Boot up one of these theoretically more powerful Raspberry Pi rivals and you're likely in for a nasty surprise.

Raspberry Pi: The inside story of the $35 computer The co-creators of the credit-card-sized board tell the inside story of how the breakthrough computer was born.

The past year has produced a steady stream of single-board computers that surpass the specs of the flagship Raspberry Pi 3 Model B+, some of which have also matched its rock-bottom $35 price tag.

But getting hands-on with these boards reveals the specs sheet only tells half the story. Boot up one of these theoretically more powerful computers and you're likely in for a nasty surprise.

While they may look the part, all that latent power is largely useless if there isn't the software to take advantage of it.

A case in point is my experience with the Orange Pi 3, a recently released $35 board with a faster processor and double the memory of the Raspberry Pi 3, as well as modern features, such as USB 3.0 and HDMI 2.0a.

But tapping into that power is another matter. Start up the version of the Ubuntu 16.04 operating system provided for the board and the problems soon become apparent.

In my experience, video wouldn't play, Bluetooth wasn't recognized, 5GHz Wi-Fi wouldn't connect, and the Firefox browser was noticeably more sluggish than the Chromium browser on the nominally less powerful Raspberry Pi 3 B+. You might think updating the system would help. But no, when I tried this it broke the operating system to the extent it would no longer boot.

Using the board rapidly became an exercise in frustration, with the experience marred by the brittleness of the operating system and general lack of stability you expect from a modern computer. In a statement, the team behind the Orange Pi 3 said the test images for Ubuntu worked "great" when they tested them on the board, so I guess there's a chance I was just very unlucky, but it's also true that it's not the first time Orange Pi boards have been criticized for buggy and unstable software.

To some extent, the same uncertainty plagues other single-board computers (SBCs) I've tested, and while nowhere near the same as the Orange Pi 3, the Rock Pi 4 also suffered from low-level issues that reared their head from time-to-time.

You expect some extra effort will be required when setting up a $35 computer. But resolving these problems goes beyond knowing sufficient Bash commands to change access permissions or make a file executable.

SEE: Raspberry Pi: The inside story of the $35 computer

More importantly the headaches associated with trying to run these cheap single-board computers makes you appreciate what you've got with the Pi. A $35 computer that is stable and to a large extent that just works. In 2019 you may be paying a premium for the specs, but that extra outlay is buying peace of mind. And if you ever do run into the rare issue, there's a huge community to help you, not to mention years of tutorials and guides to get you started on projects.

That might not be exciting, but for novice users like myself that stability is worth paying for.

It makes you realize why the Raspberry Pi Foundation has invested so much in updating the Pi's official Raspbian OS, employing dedicated staff to work on improving software over time: revamping the desktop, adding hardware acceleration for more media players, and upgrading the browser -- all while ensuring backward compatibility stretching right back to the very first Raspberry Pi.
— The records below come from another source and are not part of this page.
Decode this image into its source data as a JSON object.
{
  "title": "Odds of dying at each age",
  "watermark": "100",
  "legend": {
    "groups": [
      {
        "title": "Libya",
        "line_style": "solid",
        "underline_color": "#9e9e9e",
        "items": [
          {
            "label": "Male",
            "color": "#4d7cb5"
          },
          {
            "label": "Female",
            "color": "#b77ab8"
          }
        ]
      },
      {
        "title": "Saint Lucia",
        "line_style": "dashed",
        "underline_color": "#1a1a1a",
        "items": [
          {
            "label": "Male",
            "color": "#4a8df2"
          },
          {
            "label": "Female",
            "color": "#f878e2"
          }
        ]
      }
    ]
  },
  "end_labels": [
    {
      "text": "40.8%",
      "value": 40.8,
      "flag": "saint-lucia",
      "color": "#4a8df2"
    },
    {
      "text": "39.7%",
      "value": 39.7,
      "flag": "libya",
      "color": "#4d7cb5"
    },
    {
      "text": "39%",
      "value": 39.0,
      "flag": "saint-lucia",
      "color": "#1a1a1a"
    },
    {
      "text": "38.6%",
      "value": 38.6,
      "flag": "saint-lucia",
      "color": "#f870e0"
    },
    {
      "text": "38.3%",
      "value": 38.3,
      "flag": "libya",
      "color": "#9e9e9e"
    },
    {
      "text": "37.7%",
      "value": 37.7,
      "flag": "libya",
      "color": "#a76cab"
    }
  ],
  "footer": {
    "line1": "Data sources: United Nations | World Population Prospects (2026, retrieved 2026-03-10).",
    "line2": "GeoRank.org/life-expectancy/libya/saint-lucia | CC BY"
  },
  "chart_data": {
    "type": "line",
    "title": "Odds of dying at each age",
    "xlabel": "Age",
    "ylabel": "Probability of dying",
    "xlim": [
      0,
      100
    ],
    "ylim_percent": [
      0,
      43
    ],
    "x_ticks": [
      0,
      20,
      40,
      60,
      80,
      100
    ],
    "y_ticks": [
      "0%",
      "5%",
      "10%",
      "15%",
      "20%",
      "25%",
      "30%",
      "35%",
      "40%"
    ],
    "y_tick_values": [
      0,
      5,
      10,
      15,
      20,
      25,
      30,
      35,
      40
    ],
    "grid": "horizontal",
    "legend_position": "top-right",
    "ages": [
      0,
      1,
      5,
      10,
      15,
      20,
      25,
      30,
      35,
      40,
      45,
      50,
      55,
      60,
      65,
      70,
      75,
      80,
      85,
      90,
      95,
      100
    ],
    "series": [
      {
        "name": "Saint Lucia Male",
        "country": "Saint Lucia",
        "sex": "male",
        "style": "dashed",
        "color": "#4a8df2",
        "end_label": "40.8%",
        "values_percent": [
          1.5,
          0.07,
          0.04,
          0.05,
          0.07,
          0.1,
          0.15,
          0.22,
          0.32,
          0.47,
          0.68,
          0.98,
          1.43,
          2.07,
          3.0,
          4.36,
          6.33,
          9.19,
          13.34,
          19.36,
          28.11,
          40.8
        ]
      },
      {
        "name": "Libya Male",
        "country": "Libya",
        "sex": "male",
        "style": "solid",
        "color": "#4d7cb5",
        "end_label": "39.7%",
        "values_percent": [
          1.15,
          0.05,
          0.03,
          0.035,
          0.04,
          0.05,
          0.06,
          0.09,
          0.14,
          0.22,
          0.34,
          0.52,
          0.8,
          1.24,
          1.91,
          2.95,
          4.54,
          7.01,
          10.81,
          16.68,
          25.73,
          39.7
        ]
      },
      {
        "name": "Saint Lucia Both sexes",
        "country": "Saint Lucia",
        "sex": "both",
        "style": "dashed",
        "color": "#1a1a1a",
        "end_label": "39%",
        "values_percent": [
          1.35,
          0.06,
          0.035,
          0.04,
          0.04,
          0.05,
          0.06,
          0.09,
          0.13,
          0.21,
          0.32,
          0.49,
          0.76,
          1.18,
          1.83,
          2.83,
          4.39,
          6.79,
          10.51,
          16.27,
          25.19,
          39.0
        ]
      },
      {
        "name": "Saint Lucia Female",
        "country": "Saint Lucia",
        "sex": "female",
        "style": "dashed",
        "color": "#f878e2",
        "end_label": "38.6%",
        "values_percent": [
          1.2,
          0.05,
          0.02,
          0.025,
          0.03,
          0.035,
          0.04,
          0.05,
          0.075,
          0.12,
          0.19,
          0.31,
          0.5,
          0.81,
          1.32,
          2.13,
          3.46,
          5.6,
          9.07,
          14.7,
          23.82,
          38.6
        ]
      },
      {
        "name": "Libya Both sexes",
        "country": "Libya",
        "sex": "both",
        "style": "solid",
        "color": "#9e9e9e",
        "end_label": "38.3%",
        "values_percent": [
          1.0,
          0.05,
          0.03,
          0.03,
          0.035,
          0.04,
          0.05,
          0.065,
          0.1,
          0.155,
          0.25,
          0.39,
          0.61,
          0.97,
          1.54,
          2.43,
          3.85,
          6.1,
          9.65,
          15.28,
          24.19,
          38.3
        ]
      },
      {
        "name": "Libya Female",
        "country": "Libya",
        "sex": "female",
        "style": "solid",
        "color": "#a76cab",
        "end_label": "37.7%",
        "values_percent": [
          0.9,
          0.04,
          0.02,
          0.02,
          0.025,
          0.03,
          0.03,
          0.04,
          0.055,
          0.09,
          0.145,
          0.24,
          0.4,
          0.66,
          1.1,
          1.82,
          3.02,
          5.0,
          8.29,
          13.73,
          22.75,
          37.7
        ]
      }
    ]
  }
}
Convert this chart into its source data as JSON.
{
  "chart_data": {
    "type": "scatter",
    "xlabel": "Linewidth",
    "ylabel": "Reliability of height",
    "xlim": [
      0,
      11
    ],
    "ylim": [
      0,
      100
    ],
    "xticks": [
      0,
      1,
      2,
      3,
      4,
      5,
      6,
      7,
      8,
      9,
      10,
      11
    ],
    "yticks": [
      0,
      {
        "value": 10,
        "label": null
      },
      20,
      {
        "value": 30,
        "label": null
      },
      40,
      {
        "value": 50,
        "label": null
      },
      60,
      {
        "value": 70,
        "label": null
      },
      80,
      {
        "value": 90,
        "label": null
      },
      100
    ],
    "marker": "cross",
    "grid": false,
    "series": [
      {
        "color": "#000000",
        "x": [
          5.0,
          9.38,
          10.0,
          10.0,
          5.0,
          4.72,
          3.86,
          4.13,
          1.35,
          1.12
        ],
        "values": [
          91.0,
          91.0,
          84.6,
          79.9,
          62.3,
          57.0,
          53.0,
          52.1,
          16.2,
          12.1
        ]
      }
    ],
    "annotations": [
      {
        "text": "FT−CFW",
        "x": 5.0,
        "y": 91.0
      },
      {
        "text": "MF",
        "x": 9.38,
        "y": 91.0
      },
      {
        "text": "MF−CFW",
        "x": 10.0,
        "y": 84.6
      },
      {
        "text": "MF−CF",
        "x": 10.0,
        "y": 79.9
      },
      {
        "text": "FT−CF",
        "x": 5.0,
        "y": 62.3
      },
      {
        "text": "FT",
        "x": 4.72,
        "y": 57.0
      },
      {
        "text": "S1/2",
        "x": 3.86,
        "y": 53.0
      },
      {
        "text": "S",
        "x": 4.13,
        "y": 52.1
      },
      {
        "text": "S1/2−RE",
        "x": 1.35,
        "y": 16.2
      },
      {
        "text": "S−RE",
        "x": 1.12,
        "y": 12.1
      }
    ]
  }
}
As TechRepublic's James Sanders highlights, getting Linux-based operating systems working well on Arm-based SBCs is always going to require a lot of work, due to their lack of mainline kernel support.

While people are clamoring for the Raspberry Pi 4, by focusing on stability the Raspberry Pi Foundation has given the Pi a USP that other low-cost, single-board computers struggle to match.

That said, the quality of SBCs do vary, and there are Pi rivals with a good reputation for usability, such as the Odroid family of boards, which enjoy software support for years after release. And, of course, there are also more technically proficient users who will be able to sidestep some of the roadblocks thrown up by less reliable boards.

But that doesn't detract from the fact there are a swathe of users, myself included, who are interested in a device like the Pi but who don't have chops to plaster over the cracks in the desperately creaky operating systems that ship with some of these boards.

For them, the Pi remains the best choice, regardless of how powerful its competitors get.